The initiative, which aims to provide customers with what Unisys has christened a "real time infrastructure", is a major departure for the firm, which has previously led with a hardware-driven push into organisations, according to chief executive Rich Marcello.
"CIOs want to know how to solve business problems in an agile way… [and build] an infrastructure which can respond in real time to changing business conditions," he argued. "We have a 3-D blueprinting methodology which aligns business processes and high level strategy all the way down to the infrastructure underneath."
Central to the new strategy is the Infrastructure Management Suite (IMS) – new best-of-breed data centre solutions based on in-house and third party technology which customers can implement at their own pace, said Marcello.
"If customers like two or three [certain components] or want to use different hardware, then because we are framework and services-led we can swap components in and out," explained Marcello. "And they can enter in at any level of the stack and do as much as they want."
The IMS includes solutions to aid migration to more efficient data centres, automate the management of virtualised server environments, and repurpose testing infrastructure for disaster recovery requirements.
The new middleware software underpinning the management suite includes uAdapt from Scalent Systems, which enables the repurposing of server assets in real time, and uOrchestrate from Enigmatec Corporation, which helps to automates key IT processes, according to the firm.
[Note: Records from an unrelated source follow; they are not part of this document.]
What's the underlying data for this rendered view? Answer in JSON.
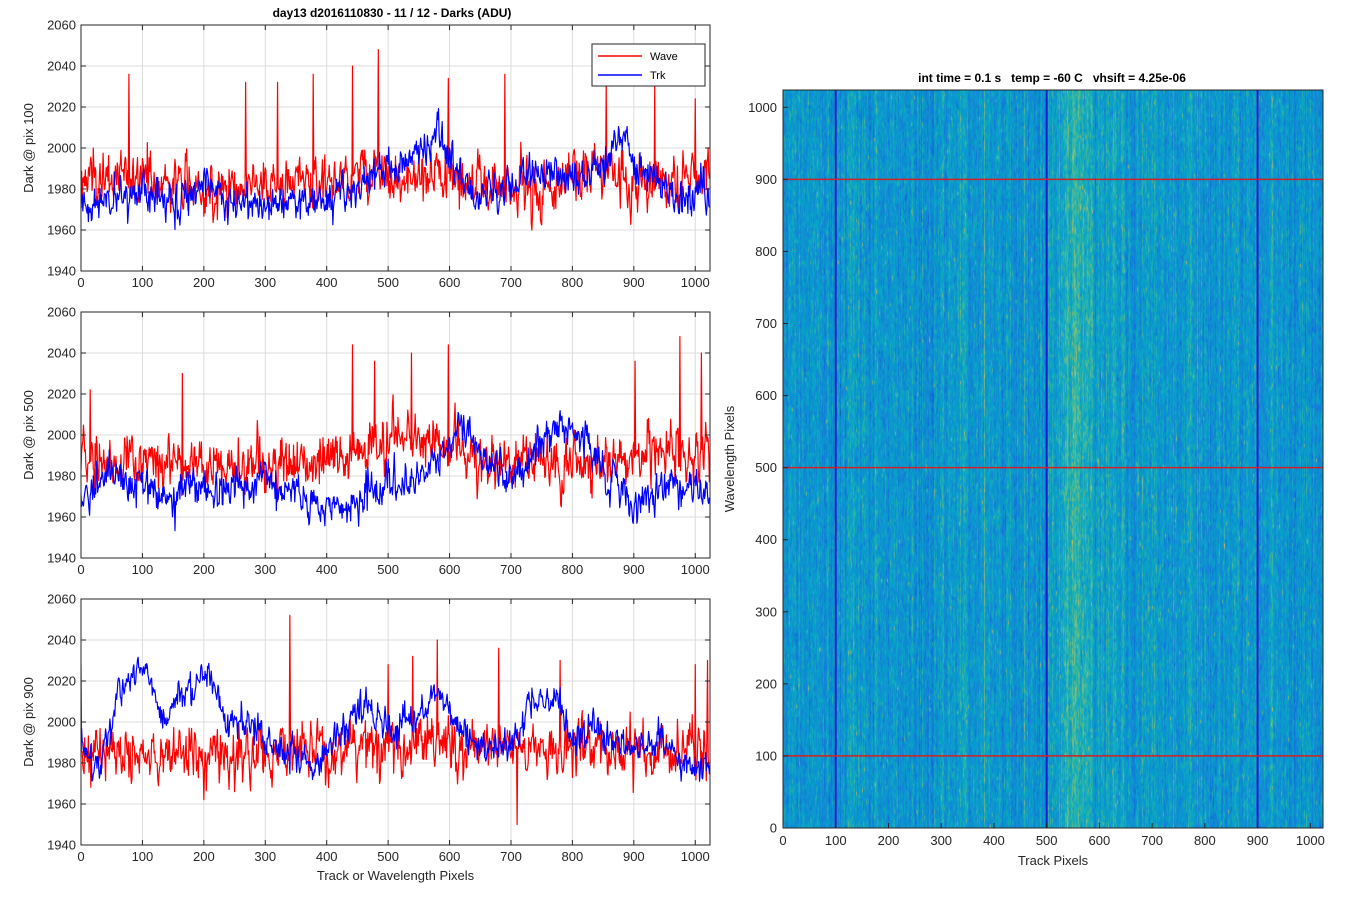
{
  "figure_title": "day13 d2016110830 - 11 / 12 - Darks (ADU)",
  "shared_xlabel": "Track or Wavelength Pixels",
  "colors": {
    "wave": "#ff0000",
    "trk": "#0000ff",
    "marker_red": "#d42020",
    "marker_blue": "#1a1ad0",
    "grid": "#dcdcdc"
  },
  "chart_data": [
    {
      "type": "line",
      "panel": "top",
      "title": "day13 d2016110830 - 11 / 12 - Darks (ADU)",
      "ylabel": "Dark @ pix 100",
      "xlabel": "",
      "xlim": [
        0,
        1024
      ],
      "ylim": [
        1940,
        2060
      ],
      "xticks": [
        0,
        100,
        200,
        300,
        400,
        500,
        600,
        700,
        800,
        900,
        1000
      ],
      "yticks": [
        1940,
        1960,
        1980,
        2000,
        2020,
        2040,
        2060
      ],
      "grid": true,
      "legend": {
        "placement": "top-right",
        "entries": [
          "Wave",
          "Trk"
        ]
      },
      "series": [
        {
          "name": "Wave",
          "color": "#ff0000",
          "n_points": 1024,
          "mean": 1984,
          "noise_std": 10,
          "spikes": [
            [
              78,
              2036
            ],
            [
              268,
              2032
            ],
            [
              320,
              2032
            ],
            [
              378,
              2036
            ],
            [
              442,
              2040
            ],
            [
              484,
              2048
            ],
            [
              598,
              2034
            ],
            [
              690,
              2036
            ],
            [
              855,
              2032
            ],
            [
              934,
              2031
            ],
            [
              1000,
              2024
            ]
          ],
          "envelope": [
            [
              0,
              1984
            ],
            [
              100,
              1986
            ],
            [
              200,
              1980
            ],
            [
              300,
              1983
            ],
            [
              400,
              1985
            ],
            [
              480,
              1990
            ],
            [
              530,
              1982
            ],
            [
              580,
              1986
            ],
            [
              650,
              1982
            ],
            [
              750,
              1980
            ],
            [
              830,
              1990
            ],
            [
              900,
              1984
            ],
            [
              1024,
              1986
            ]
          ]
        },
        {
          "name": "Trk",
          "color": "#0000ff",
          "n_points": 1024,
          "mean": 1976,
          "noise_std": 7,
          "envelope": [
            [
              0,
              1972
            ],
            [
              50,
              1976
            ],
            [
              100,
              1980
            ],
            [
              150,
              1974
            ],
            [
              200,
              1982
            ],
            [
              260,
              1972
            ],
            [
              330,
              1974
            ],
            [
              380,
              1974
            ],
            [
              420,
              1976
            ],
            [
              470,
              1984
            ],
            [
              500,
              1990
            ],
            [
              540,
              1994
            ],
            [
              580,
              2010
            ],
            [
              610,
              1988
            ],
            [
              650,
              1976
            ],
            [
              700,
              1982
            ],
            [
              760,
              1988
            ],
            [
              800,
              1984
            ],
            [
              850,
              1994
            ],
            [
              880,
              2006
            ],
            [
              920,
              1986
            ],
            [
              960,
              1976
            ],
            [
              1024,
              1978
            ]
          ]
        }
      ]
    },
    {
      "type": "line",
      "panel": "middle",
      "title": "",
      "ylabel": "Dark @ pix 500",
      "xlabel": "",
      "xlim": [
        0,
        1024
      ],
      "ylim": [
        1940,
        2060
      ],
      "xticks": [
        0,
        100,
        200,
        300,
        400,
        500,
        600,
        700,
        800,
        900,
        1000
      ],
      "yticks": [
        1940,
        1960,
        1980,
        2000,
        2020,
        2040,
        2060
      ],
      "grid": true,
      "series": [
        {
          "name": "Wave",
          "color": "#ff0000",
          "n_points": 1024,
          "mean": 1986,
          "noise_std": 10,
          "spikes": [
            [
              15,
              2022
            ],
            [
              165,
              2030
            ],
            [
              442,
              2044
            ],
            [
              478,
              2036
            ],
            [
              538,
              2040
            ],
            [
              598,
              2044
            ],
            [
              902,
              2036
            ],
            [
              975,
              2048
            ],
            [
              1010,
              2040
            ]
          ],
          "envelope": [
            [
              0,
              1988
            ],
            [
              100,
              1986
            ],
            [
              200,
              1984
            ],
            [
              300,
              1986
            ],
            [
              400,
              1986
            ],
            [
              450,
              1994
            ],
            [
              500,
              1996
            ],
            [
              560,
              1998
            ],
            [
              600,
              1996
            ],
            [
              700,
              1986
            ],
            [
              800,
              1988
            ],
            [
              900,
              1990
            ],
            [
              1024,
              1990
            ]
          ]
        },
        {
          "name": "Trk",
          "color": "#0000ff",
          "n_points": 1024,
          "mean": 1974,
          "noise_std": 7,
          "envelope": [
            [
              0,
              1970
            ],
            [
              60,
              1980
            ],
            [
              110,
              1976
            ],
            [
              150,
              1970
            ],
            [
              200,
              1974
            ],
            [
              260,
              1974
            ],
            [
              300,
              1980
            ],
            [
              360,
              1970
            ],
            [
              420,
              1964
            ],
            [
              470,
              1972
            ],
            [
              520,
              1976
            ],
            [
              580,
              1988
            ],
            [
              620,
              2004
            ],
            [
              660,
              1988
            ],
            [
              700,
              1980
            ],
            [
              750,
              1998
            ],
            [
              800,
              2006
            ],
            [
              840,
              1986
            ],
            [
              900,
              1964
            ],
            [
              950,
              1976
            ],
            [
              1024,
              1974
            ]
          ]
        }
      ]
    },
    {
      "type": "line",
      "panel": "bottom",
      "title": "",
      "ylabel": "Dark @ pix 900",
      "xlabel": "Track or Wavelength Pixels",
      "xlim": [
        0,
        1024
      ],
      "ylim": [
        1940,
        2060
      ],
      "xticks": [
        0,
        100,
        200,
        300,
        400,
        500,
        600,
        700,
        800,
        900,
        1000
      ],
      "yticks": [
        1940,
        1960,
        1980,
        2000,
        2020,
        2040,
        2060
      ],
      "grid": true,
      "series": [
        {
          "name": "Wave",
          "color": "#ff0000",
          "n_points": 1024,
          "mean": 1984,
          "noise_std": 10,
          "spikes": [
            [
              0,
              2028
            ],
            [
              340,
              2052
            ],
            [
              500,
              2028
            ],
            [
              540,
              2032
            ],
            [
              580,
              2040
            ],
            [
              680,
              2036
            ],
            [
              710,
              1950
            ],
            [
              780,
              2030
            ],
            [
              1000,
              2028
            ],
            [
              1020,
              2030
            ]
          ],
          "envelope": [
            [
              0,
              1984
            ],
            [
              100,
              1984
            ],
            [
              200,
              1982
            ],
            [
              300,
              1984
            ],
            [
              400,
              1986
            ],
            [
              500,
              1990
            ],
            [
              580,
              1992
            ],
            [
              650,
              1988
            ],
            [
              750,
              1986
            ],
            [
              850,
              1988
            ],
            [
              950,
              1986
            ],
            [
              1024,
              1988
            ]
          ]
        },
        {
          "name": "Trk",
          "color": "#0000ff",
          "n_points": 1024,
          "mean": 1996,
          "noise_std": 6,
          "envelope": [
            [
              0,
              1990
            ],
            [
              30,
              1976
            ],
            [
              60,
              2018
            ],
            [
              80,
              2020
            ],
            [
              110,
              2024
            ],
            [
              140,
              2000
            ],
            [
              160,
              2014
            ],
            [
              190,
              2018
            ],
            [
              210,
              2024
            ],
            [
              240,
              1996
            ],
            [
              270,
              2000
            ],
            [
              300,
              1992
            ],
            [
              340,
              1986
            ],
            [
              380,
              1978
            ],
            [
              420,
              1994
            ],
            [
              460,
              2008
            ],
            [
              500,
              1996
            ],
            [
              540,
              2000
            ],
            [
              580,
              2016
            ],
            [
              620,
              1994
            ],
            [
              660,
              1986
            ],
            [
              700,
              1990
            ],
            [
              740,
              2010
            ],
            [
              770,
              2012
            ],
            [
              800,
              1990
            ],
            [
              840,
              1996
            ],
            [
              880,
              1988
            ],
            [
              940,
              1992
            ],
            [
              990,
              1978
            ],
            [
              1024,
              1980
            ]
          ]
        }
      ]
    },
    {
      "type": "heatmap",
      "panel": "right",
      "title": "int time = 0.1 s   temp = -60 C   vhsift = 4.25e-06",
      "xlabel": "Track Pixels",
      "ylabel": "Wavelength Pixels",
      "xlim": [
        0,
        1024
      ],
      "ylim": [
        0,
        1024
      ],
      "xticks": [
        0,
        100,
        200,
        300,
        400,
        500,
        600,
        700,
        800,
        900,
        1000
      ],
      "yticks": [
        0,
        100,
        200,
        300,
        400,
        500,
        600,
        700,
        800,
        900,
        1000
      ],
      "colormap": "parula",
      "value_note": "dark noise field, brighter band around track pixels 520-620",
      "bright_band": [
        [
          520,
          0.55
        ],
        [
          560,
          0.75
        ],
        [
          600,
          0.55
        ]
      ],
      "horizontal_markers": {
        "color": "#d42020",
        "values": [
          100,
          500,
          900
        ]
      },
      "vertical_markers": {
        "color": "#1a1ad0",
        "values": [
          100,
          500,
          900
        ]
      }
    }
  ]
}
Unisys Chargeback, meanwhile, allows IT administrators to measure resource usage and charge the relevant business units.
Finally, Unisys expanded its blade and mid-range server portfolio with the new ES5000 family of blades featuring greater power and cost efficiency and the addition of the ES3215L two-socket quad-core server with Intel Xeon processing. Unisys also launched upgrades to the ES3220, ES3220L and ES3420L servers which now include Intel Virtualisation technology to improve performance in virtualised environments.
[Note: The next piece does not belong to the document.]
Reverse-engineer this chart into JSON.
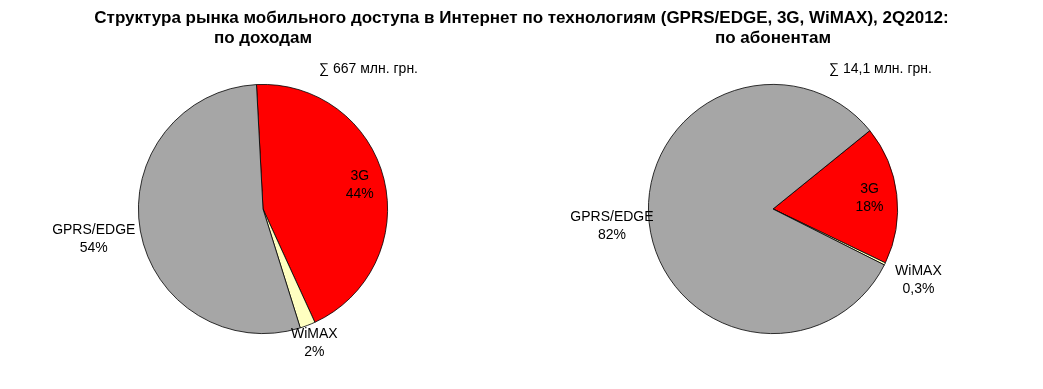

Kate Hanaghan of analyst firm Ovum commented that the new initiative is in line with the trend among large IT services companies to move up the value chain and provide customers with solutions to help them save money and increase efficiency and agility in the date centre.
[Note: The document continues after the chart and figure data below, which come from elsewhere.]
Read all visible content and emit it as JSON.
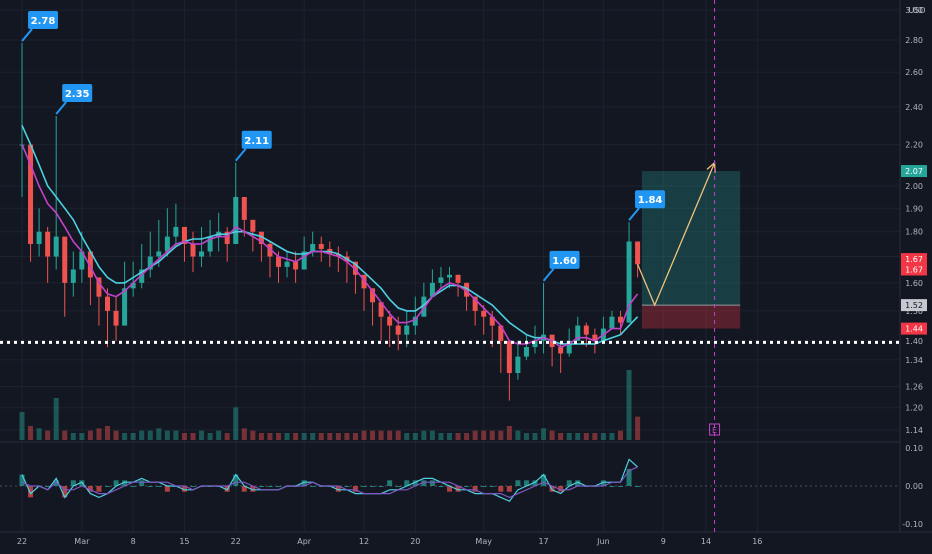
{
  "chart_data": {
    "type": "line",
    "symbol_currency": "USD",
    "y_axis": {
      "ticks": [
        3.0,
        2.8,
        2.6,
        2.4,
        2.2,
        2.0,
        1.9,
        1.8,
        1.7,
        1.6,
        1.5,
        1.4,
        1.34,
        1.26,
        1.2,
        1.14
      ],
      "tick_labels": [
        "3.00",
        "2.80",
        "2.60",
        "2.40",
        "2.20",
        "2.00",
        "1.90",
        "1.80",
        "1.70",
        "1.60",
        "1.50",
        "1.40",
        "1.34",
        "1.26",
        "1.20",
        "1.14"
      ],
      "scale": "log"
    },
    "x_axis": {
      "ticks": [
        {
          "label": "22",
          "index": 0
        },
        {
          "label": "Mar",
          "index": 7
        },
        {
          "label": "8",
          "index": 13
        },
        {
          "label": "15",
          "index": 19
        },
        {
          "label": "22",
          "index": 25
        },
        {
          "label": "Apr",
          "index": 33
        },
        {
          "label": "12",
          "index": 40
        },
        {
          "label": "20",
          "index": 46
        },
        {
          "label": "May",
          "index": 54
        },
        {
          "label": "17",
          "index": 61
        },
        {
          "label": "Jun",
          "index": 68
        },
        {
          "label": "9",
          "index": 75
        },
        {
          "label": "14",
          "index": 80
        },
        {
          "label": "16",
          "index": 86
        }
      ]
    },
    "price_close": [
      2.2,
      1.75,
      1.8,
      1.7,
      1.78,
      1.6,
      1.65,
      1.72,
      1.62,
      1.55,
      1.5,
      1.45,
      1.58,
      1.6,
      1.65,
      1.7,
      1.72,
      1.78,
      1.82,
      1.75,
      1.7,
      1.72,
      1.78,
      1.8,
      1.75,
      1.95,
      1.85,
      1.8,
      1.75,
      1.7,
      1.66,
      1.68,
      1.65,
      1.72,
      1.75,
      1.73,
      1.71,
      1.7,
      1.68,
      1.63,
      1.58,
      1.53,
      1.48,
      1.45,
      1.42,
      1.45,
      1.48,
      1.55,
      1.6,
      1.62,
      1.63,
      1.6,
      1.55,
      1.5,
      1.48,
      1.45,
      1.4,
      1.3,
      1.35,
      1.38,
      1.4,
      1.42,
      1.38,
      1.36,
      1.4,
      1.45,
      1.42,
      1.4,
      1.44,
      1.48,
      1.46,
      1.76,
      1.67
    ],
    "price_high": [
      2.78,
      1.95,
      1.9,
      1.82,
      2.35,
      1.75,
      1.72,
      1.8,
      1.7,
      1.62,
      1.58,
      1.55,
      1.68,
      1.68,
      1.75,
      1.8,
      1.85,
      1.9,
      1.92,
      1.82,
      1.8,
      1.82,
      1.85,
      1.88,
      1.82,
      2.11,
      1.95,
      1.85,
      1.8,
      1.76,
      1.72,
      1.72,
      1.72,
      1.78,
      1.8,
      1.78,
      1.76,
      1.74,
      1.72,
      1.68,
      1.62,
      1.58,
      1.52,
      1.5,
      1.48,
      1.5,
      1.55,
      1.6,
      1.65,
      1.66,
      1.66,
      1.63,
      1.6,
      1.55,
      1.52,
      1.5,
      1.44,
      1.4,
      1.4,
      1.42,
      1.45,
      1.6,
      1.42,
      1.4,
      1.44,
      1.48,
      1.46,
      1.44,
      1.48,
      1.5,
      1.5,
      1.84,
      1.76
    ],
    "price_low": [
      1.95,
      1.68,
      1.7,
      1.6,
      1.65,
      1.48,
      1.55,
      1.6,
      1.52,
      1.45,
      1.38,
      1.4,
      1.5,
      1.55,
      1.58,
      1.62,
      1.66,
      1.7,
      1.74,
      1.68,
      1.64,
      1.66,
      1.7,
      1.72,
      1.68,
      1.8,
      1.78,
      1.72,
      1.68,
      1.62,
      1.6,
      1.62,
      1.6,
      1.66,
      1.7,
      1.68,
      1.66,
      1.64,
      1.6,
      1.56,
      1.5,
      1.45,
      1.4,
      1.38,
      1.37,
      1.38,
      1.42,
      1.5,
      1.55,
      1.58,
      1.58,
      1.55,
      1.5,
      1.45,
      1.42,
      1.38,
      1.3,
      1.22,
      1.28,
      1.34,
      1.36,
      1.36,
      1.32,
      1.3,
      1.35,
      1.4,
      1.38,
      1.36,
      1.4,
      1.44,
      1.42,
      1.46,
      1.62
    ],
    "series": [
      {
        "name": "",
        "color": "#4dd0e1",
        "values": [
          2.3,
          2.2,
          2.1,
          2.0,
          1.95,
          1.9,
          1.85,
          1.78,
          1.72,
          1.66,
          1.62,
          1.6,
          1.6,
          1.62,
          1.64,
          1.66,
          1.68,
          1.71,
          1.74,
          1.76,
          1.77,
          1.77,
          1.78,
          1.79,
          1.79,
          1.8,
          1.8,
          1.79,
          1.78,
          1.76,
          1.74,
          1.72,
          1.71,
          1.71,
          1.72,
          1.72,
          1.72,
          1.71,
          1.69,
          1.67,
          1.64,
          1.61,
          1.58,
          1.54,
          1.51,
          1.5,
          1.5,
          1.52,
          1.55,
          1.57,
          1.59,
          1.59,
          1.58,
          1.56,
          1.54,
          1.52,
          1.49,
          1.46,
          1.44,
          1.42,
          1.41,
          1.41,
          1.4,
          1.39,
          1.39,
          1.39,
          1.39,
          1.39,
          1.4,
          1.41,
          1.42,
          1.45,
          1.48
        ]
      },
      {
        "name": "",
        "color": "#c342c9",
        "values": [
          2.2,
          2.1,
          2.0,
          1.92,
          1.88,
          1.82,
          1.76,
          1.72,
          1.66,
          1.6,
          1.56,
          1.55,
          1.57,
          1.6,
          1.63,
          1.66,
          1.69,
          1.72,
          1.75,
          1.76,
          1.75,
          1.75,
          1.77,
          1.78,
          1.78,
          1.82,
          1.8,
          1.78,
          1.76,
          1.73,
          1.7,
          1.69,
          1.68,
          1.7,
          1.72,
          1.72,
          1.71,
          1.7,
          1.68,
          1.65,
          1.61,
          1.57,
          1.53,
          1.49,
          1.46,
          1.46,
          1.47,
          1.51,
          1.55,
          1.58,
          1.6,
          1.59,
          1.57,
          1.54,
          1.51,
          1.48,
          1.45,
          1.4,
          1.39,
          1.39,
          1.4,
          1.41,
          1.4,
          1.38,
          1.39,
          1.41,
          1.41,
          1.4,
          1.42,
          1.44,
          1.44,
          1.52,
          1.56
        ]
      }
    ],
    "volume": [
      12,
      6,
      5,
      4,
      18,
      4,
      3,
      3,
      4,
      5,
      6,
      4,
      3,
      3,
      4,
      4,
      5,
      4,
      4,
      3,
      3,
      4,
      3,
      4,
      3,
      14,
      5,
      4,
      3,
      3,
      3,
      3,
      3,
      3,
      3,
      3,
      3,
      3,
      3,
      3,
      4,
      4,
      4,
      4,
      4,
      3,
      3,
      4,
      4,
      3,
      3,
      3,
      3,
      4,
      4,
      4,
      4,
      6,
      4,
      3,
      3,
      5,
      4,
      3,
      3,
      3,
      3,
      3,
      3,
      3,
      4,
      30,
      10
    ],
    "oscillator_a": [
      0.03,
      -0.02,
      0.0,
      -0.01,
      0.02,
      -0.03,
      0.0,
      0.01,
      -0.02,
      -0.03,
      -0.02,
      0.0,
      0.01,
      0.01,
      0.02,
      0.01,
      0.01,
      0.0,
      0.0,
      -0.01,
      -0.01,
      0.0,
      0.0,
      0.0,
      -0.01,
      0.03,
      0.0,
      -0.01,
      -0.01,
      -0.01,
      -0.01,
      0.0,
      0.0,
      0.01,
      0.01,
      0.0,
      0.0,
      -0.01,
      -0.01,
      -0.02,
      -0.02,
      -0.02,
      -0.02,
      -0.01,
      -0.01,
      0.0,
      0.01,
      0.02,
      0.02,
      0.01,
      0.0,
      -0.01,
      -0.01,
      -0.02,
      -0.02,
      -0.02,
      -0.03,
      -0.04,
      -0.01,
      0.0,
      0.01,
      0.03,
      -0.01,
      -0.02,
      0.0,
      0.01,
      0.0,
      0.0,
      0.01,
      0.01,
      0.01,
      0.07,
      0.05
    ],
    "oscillator_b": [
      0.01,
      0.0,
      0.0,
      -0.01,
      0.01,
      -0.01,
      -0.01,
      0.0,
      -0.01,
      -0.02,
      -0.02,
      -0.01,
      0.0,
      0.01,
      0.01,
      0.01,
      0.01,
      0.01,
      0.0,
      0.0,
      -0.01,
      0.0,
      0.0,
      0.0,
      0.0,
      0.01,
      0.01,
      0.0,
      -0.01,
      -0.01,
      -0.01,
      0.0,
      0.0,
      0.0,
      0.01,
      0.0,
      0.0,
      0.0,
      -0.01,
      -0.01,
      -0.02,
      -0.02,
      -0.02,
      -0.02,
      -0.01,
      -0.01,
      0.0,
      0.01,
      0.01,
      0.01,
      0.01,
      0.0,
      -0.01,
      -0.01,
      -0.02,
      -0.02,
      -0.02,
      -0.03,
      -0.02,
      -0.01,
      0.0,
      0.01,
      0.0,
      -0.01,
      -0.01,
      0.0,
      0.0,
      0.0,
      0.0,
      0.01,
      0.01,
      0.04,
      0.05
    ],
    "oscillator_axis": {
      "ticks": [
        0.1,
        0.0,
        -0.1
      ],
      "tick_labels": [
        "0.10",
        "0.00",
        "-0.10"
      ]
    },
    "peak_callouts": [
      {
        "index": 0,
        "price": 2.78,
        "label": "2.78"
      },
      {
        "index": 4,
        "price": 2.35,
        "label": "2.35"
      },
      {
        "index": 25,
        "price": 2.11,
        "label": "2.11"
      },
      {
        "index": 61,
        "price": 1.6,
        "label": "1.60"
      },
      {
        "index": 71,
        "price": 1.84,
        "label": "1.84"
      }
    ],
    "support_level": 1.395,
    "position_box": {
      "start_index": 72.5,
      "end_index": 84,
      "entry": 1.52,
      "target": 2.07,
      "stop": 1.44
    },
    "projection_path": [
      {
        "index": 72,
        "price": 1.67
      },
      {
        "index": 74,
        "price": 1.52
      },
      {
        "index": 81,
        "price": 2.11
      }
    ],
    "event_marker": {
      "index": 81,
      "label": "E"
    },
    "price_tags": [
      {
        "price": 2.07,
        "label": "2.07",
        "color": "#26a69a"
      },
      {
        "price": 1.69,
        "label": "1.67",
        "color": "#f23645"
      },
      {
        "price": 1.65,
        "label": "1.67",
        "color": "#f23645"
      },
      {
        "price": 1.52,
        "label": "1.52",
        "color": "#c6c9d0"
      },
      {
        "price": 1.44,
        "label": "1.44",
        "color": "#f23645"
      }
    ],
    "up_color": "#26a69a",
    "down_color": "#ef5350"
  }
}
"One of the biggest problems CIOs have is their vast sprawling data centres full of legacy equipment of different makes which is very difficult to manage and expensive to run," she added. "This announcement makes perfect sense - there will be lots of mileage to provide solutions to address these problems."
However, she argued that Unisys might struggle to differentiate from firms like IBM and HP in what is a very competitive market. Hanaghan added that it could also be held back by acting slightly later than its competitors in relocating its human resources to lower cost locations such as India.